“Two or three people to whom I have spoken saw them together behind the dapple-gray, her and her father.”

“I won’t stand for it!” was the angry retort. “You are hinting that her father is behind these bushwhackings, and that she is a party to them. That doesn’t go!”

“That was spoken very much like a lover,” said Carfax slowly. And then: “You mustn’t let your major weakness get away with you, Vance.”

“And what do you call my ‘major weakness’?” Tregarvon inquired, with a rasp to the words that made them sound like a challenge.

Carfax did not mince matters. “The inability to be off with the old love before you are on with the new,” he said crisply. “Elizabeth has some rights which you ought to respect, don’t you think?”

“Go on,” Tregarvon jerked out. “You haven’t said it all.”

“No, I haven’t; but I shall say it all. You are a changed man, Vance. Either this coal-mine fight or your infatuation for this young woman, or both, are bringing out the worst there is in you. Don’t you realize it?”

“I realize that this is a devil of a world!” was the gritting rejoinder. “First Richardia puts the knife into me and twists it around, and now you’re doing it. I suppose it will be Elizabeth’s turn, next!”

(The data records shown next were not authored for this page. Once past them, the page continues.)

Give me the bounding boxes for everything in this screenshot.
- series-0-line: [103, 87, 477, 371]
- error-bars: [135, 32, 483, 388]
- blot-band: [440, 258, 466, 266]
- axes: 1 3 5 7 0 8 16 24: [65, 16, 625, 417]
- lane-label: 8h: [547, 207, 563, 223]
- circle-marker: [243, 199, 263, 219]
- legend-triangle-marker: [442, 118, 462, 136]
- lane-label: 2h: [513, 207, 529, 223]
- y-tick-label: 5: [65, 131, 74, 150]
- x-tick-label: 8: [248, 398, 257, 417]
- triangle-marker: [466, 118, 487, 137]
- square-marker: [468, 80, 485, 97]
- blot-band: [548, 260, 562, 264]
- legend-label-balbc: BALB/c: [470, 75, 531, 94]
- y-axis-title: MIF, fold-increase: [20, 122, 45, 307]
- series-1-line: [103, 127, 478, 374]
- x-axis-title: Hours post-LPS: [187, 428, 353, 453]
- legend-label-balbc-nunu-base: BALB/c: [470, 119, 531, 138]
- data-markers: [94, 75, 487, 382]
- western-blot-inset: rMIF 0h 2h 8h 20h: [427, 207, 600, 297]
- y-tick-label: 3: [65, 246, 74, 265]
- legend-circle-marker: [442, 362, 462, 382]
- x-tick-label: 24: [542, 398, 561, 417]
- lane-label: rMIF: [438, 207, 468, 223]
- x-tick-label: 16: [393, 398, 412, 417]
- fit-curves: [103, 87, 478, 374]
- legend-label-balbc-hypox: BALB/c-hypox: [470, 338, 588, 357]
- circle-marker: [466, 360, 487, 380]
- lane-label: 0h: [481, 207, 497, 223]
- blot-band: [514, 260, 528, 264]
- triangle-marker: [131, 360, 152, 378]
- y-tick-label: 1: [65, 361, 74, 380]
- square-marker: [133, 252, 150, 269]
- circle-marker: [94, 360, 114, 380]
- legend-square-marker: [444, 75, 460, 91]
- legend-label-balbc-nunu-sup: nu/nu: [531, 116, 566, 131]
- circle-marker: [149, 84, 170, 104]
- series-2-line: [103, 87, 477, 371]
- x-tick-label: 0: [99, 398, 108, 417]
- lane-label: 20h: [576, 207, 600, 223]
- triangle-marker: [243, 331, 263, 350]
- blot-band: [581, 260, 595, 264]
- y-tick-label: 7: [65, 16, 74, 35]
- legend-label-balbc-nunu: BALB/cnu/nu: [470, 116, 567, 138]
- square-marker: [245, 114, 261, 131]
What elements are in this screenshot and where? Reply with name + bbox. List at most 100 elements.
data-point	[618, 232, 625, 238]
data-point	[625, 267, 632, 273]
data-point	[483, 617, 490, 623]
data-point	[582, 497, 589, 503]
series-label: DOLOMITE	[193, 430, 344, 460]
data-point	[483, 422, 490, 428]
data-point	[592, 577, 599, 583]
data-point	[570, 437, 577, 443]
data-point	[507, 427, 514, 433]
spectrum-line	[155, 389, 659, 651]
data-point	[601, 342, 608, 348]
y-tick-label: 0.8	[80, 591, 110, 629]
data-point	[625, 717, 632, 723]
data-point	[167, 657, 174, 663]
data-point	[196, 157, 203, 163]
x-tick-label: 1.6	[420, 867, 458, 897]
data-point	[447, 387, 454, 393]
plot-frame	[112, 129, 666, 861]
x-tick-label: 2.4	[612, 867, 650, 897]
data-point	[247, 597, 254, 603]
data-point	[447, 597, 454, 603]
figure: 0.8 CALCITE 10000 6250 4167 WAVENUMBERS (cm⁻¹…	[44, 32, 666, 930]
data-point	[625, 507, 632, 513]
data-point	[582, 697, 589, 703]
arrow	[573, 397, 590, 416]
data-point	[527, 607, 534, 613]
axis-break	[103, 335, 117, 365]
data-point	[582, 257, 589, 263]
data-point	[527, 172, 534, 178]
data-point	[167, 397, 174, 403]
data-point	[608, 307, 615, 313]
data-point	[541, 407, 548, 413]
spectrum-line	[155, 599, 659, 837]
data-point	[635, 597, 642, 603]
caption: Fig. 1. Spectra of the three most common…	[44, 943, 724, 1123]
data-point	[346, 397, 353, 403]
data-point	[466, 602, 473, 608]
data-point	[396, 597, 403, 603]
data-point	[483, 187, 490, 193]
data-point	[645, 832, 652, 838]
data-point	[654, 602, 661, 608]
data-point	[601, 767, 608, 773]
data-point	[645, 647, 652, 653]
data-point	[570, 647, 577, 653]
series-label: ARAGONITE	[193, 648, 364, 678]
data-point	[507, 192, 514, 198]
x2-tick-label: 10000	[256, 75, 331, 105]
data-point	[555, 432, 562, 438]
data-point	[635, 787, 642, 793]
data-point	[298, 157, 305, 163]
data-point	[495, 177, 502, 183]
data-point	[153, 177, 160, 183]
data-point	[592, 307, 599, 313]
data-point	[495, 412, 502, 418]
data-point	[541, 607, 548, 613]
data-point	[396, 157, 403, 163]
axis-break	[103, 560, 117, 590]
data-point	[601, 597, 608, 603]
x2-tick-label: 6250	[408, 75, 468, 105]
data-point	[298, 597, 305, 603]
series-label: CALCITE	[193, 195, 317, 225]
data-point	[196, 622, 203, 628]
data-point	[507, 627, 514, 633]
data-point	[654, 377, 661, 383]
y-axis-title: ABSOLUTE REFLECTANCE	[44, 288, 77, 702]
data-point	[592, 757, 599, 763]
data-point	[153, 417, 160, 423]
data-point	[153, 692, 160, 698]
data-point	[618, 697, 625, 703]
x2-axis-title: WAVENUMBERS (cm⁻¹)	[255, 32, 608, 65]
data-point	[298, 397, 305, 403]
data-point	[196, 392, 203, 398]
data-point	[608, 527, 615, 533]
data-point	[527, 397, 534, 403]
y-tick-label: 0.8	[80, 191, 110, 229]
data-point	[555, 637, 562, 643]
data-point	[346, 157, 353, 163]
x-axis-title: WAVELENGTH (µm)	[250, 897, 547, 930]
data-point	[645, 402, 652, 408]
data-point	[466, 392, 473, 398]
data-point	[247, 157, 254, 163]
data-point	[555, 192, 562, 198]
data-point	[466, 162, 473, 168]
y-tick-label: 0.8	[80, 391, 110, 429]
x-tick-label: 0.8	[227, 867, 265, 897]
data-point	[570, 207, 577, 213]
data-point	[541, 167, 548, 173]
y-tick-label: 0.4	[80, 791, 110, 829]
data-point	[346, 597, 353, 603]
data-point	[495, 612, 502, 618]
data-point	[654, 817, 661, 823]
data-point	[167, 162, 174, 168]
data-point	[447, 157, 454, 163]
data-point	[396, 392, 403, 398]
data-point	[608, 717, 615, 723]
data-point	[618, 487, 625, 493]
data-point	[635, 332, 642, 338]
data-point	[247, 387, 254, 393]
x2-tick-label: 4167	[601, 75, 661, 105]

“You deserve all that is coming to you, I venture to say,” suggested the mentor evenly. “You are engaged to one woman, and you come here and make love openly to another.”

Tregarvon was lost now to all sense of proportion. “I shall do as I please!” he retorted hotly. “If you want to write to Elizabeth, it’s your privilege. If you do, I shall tell her that you’ve had Richardia out in the car twice to my once!”